When a paranormal claim is accepted without proof, "it breaks down all rational defenses and people live by it," Kurtz said. "If people take psychics and fortune-tellers as true or consult their horoscopes or attempt to communicate with their dead Aunt Millie, that can put them into a position to be deceived and misled."

Krupp added: "It's important that people know the difference between belief and knowledge and not mistake the two."

Every now and then in this age-old battle between faith and science, there is a small victory, like the one Seckel won recently in a San Fernando Valley high school classroom.

He had been asked to lecture to an Introduction to Sociology class that in previous weeks had been visited by a string of psychic practitioners.

The teacher, Joseph Feinstein, is a middle-aged man who has become an unabashed supporter of many non-traditional theories since the early 1970s. ("In the last 15 years, my creative side has really been given a lot of vent.") Like many enthusiasts, Feinstein believes that parapsychologists are discovering new skills and forms of communication faster than science can validate them.

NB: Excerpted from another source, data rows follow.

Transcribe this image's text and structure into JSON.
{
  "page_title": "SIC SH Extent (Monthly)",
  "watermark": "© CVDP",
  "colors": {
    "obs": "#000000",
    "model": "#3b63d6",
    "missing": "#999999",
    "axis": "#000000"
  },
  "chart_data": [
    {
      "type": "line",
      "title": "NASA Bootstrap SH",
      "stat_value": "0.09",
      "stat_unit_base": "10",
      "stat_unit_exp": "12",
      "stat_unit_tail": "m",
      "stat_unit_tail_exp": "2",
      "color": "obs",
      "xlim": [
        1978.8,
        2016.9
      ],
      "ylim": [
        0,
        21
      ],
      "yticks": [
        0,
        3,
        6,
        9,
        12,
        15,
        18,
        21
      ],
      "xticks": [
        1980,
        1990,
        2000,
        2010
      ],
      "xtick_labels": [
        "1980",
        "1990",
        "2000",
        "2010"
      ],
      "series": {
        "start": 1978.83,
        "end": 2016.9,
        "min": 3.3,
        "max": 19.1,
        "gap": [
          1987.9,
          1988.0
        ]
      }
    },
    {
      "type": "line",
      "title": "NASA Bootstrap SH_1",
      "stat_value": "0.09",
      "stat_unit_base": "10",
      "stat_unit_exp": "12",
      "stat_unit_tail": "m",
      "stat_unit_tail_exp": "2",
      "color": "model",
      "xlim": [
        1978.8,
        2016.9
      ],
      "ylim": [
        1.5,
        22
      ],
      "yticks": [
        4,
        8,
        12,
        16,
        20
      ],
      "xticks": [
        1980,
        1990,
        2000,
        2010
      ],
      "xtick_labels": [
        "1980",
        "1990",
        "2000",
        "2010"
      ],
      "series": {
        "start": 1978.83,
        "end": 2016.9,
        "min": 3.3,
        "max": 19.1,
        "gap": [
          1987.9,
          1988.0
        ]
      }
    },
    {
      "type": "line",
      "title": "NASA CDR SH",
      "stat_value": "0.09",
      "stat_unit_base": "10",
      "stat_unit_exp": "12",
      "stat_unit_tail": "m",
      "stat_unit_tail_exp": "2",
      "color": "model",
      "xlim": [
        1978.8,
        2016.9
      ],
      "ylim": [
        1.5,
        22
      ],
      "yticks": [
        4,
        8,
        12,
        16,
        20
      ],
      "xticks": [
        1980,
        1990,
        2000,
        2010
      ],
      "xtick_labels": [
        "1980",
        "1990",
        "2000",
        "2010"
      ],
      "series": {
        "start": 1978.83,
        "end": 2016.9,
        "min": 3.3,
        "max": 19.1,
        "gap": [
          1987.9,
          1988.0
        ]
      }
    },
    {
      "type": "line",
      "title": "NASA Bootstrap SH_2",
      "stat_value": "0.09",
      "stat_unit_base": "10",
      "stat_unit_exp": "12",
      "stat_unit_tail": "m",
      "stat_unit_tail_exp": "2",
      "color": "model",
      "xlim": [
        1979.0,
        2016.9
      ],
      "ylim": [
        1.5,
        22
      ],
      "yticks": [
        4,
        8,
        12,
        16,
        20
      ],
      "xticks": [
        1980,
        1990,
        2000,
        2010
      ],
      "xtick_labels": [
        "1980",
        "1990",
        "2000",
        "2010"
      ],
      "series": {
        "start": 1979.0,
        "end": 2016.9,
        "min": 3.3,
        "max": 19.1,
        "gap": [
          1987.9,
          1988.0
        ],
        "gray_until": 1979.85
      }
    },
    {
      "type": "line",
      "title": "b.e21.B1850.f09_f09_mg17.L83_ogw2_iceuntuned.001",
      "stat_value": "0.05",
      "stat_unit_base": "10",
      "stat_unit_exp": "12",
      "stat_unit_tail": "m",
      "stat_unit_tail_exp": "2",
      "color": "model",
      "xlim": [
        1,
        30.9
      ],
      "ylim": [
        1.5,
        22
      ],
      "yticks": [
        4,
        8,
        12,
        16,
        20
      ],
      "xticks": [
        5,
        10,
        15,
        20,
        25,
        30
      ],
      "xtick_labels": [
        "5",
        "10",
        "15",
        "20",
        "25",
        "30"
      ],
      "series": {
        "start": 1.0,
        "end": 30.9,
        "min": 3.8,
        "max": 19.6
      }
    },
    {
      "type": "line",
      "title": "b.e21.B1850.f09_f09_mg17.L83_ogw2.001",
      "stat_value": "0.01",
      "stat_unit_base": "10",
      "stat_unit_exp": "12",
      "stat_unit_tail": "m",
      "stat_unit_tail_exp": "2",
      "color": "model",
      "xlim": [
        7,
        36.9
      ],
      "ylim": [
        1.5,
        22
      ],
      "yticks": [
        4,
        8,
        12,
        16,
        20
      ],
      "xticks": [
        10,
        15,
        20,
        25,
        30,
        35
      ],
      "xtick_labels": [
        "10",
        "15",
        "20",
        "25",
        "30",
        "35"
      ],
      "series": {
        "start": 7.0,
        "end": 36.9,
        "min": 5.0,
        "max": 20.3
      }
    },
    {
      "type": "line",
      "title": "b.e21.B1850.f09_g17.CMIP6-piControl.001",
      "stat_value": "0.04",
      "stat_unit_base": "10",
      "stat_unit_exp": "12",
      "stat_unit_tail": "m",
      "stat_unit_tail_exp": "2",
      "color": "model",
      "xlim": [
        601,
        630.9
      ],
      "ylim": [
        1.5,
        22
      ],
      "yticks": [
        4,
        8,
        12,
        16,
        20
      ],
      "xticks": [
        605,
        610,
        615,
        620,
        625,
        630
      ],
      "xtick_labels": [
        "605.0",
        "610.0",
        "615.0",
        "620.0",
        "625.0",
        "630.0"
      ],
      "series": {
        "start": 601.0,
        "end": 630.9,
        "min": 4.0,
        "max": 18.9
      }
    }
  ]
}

Yet "after spending 15 weeks presenting a wide array of psychics, graphologists and parapsychologists of all descriptions," Feinstein later wrote in a letter to Seckel, "you totally annihilated all their efforts in 40 rapid minutes."

"All I did," said Seckel, obviously relishing the memory, "was that instead of getting up there and telling them this is the way it is, I just said: 'Hey, kids, how would you test this parapsychological theory or that one?' They'd never thought about it before.

"They had just been listening to people. I had a number of kids come up afterwards and say, 'Thank you for setting us straight.' After all, at that age, there's no information--they're getting it from the teacher and they're supposed to believe what the teacher says."

Seckel and other leaders of Southern California Skeptics hope it will grow into an organization that can influence local schools, serve as a reference guide for the news media and strike out against selected targets of "pseudoscience."

For example, if a teacher wanted to discuss acupuncture, as Feinstein has done in his class, he would be encouraged to contact the Skeptics, who might refer him to someone like Ronald Crowley, a physics professor at California State University, Fullerton, who for years taught a class called Fads and Fallacies in the Name of Science.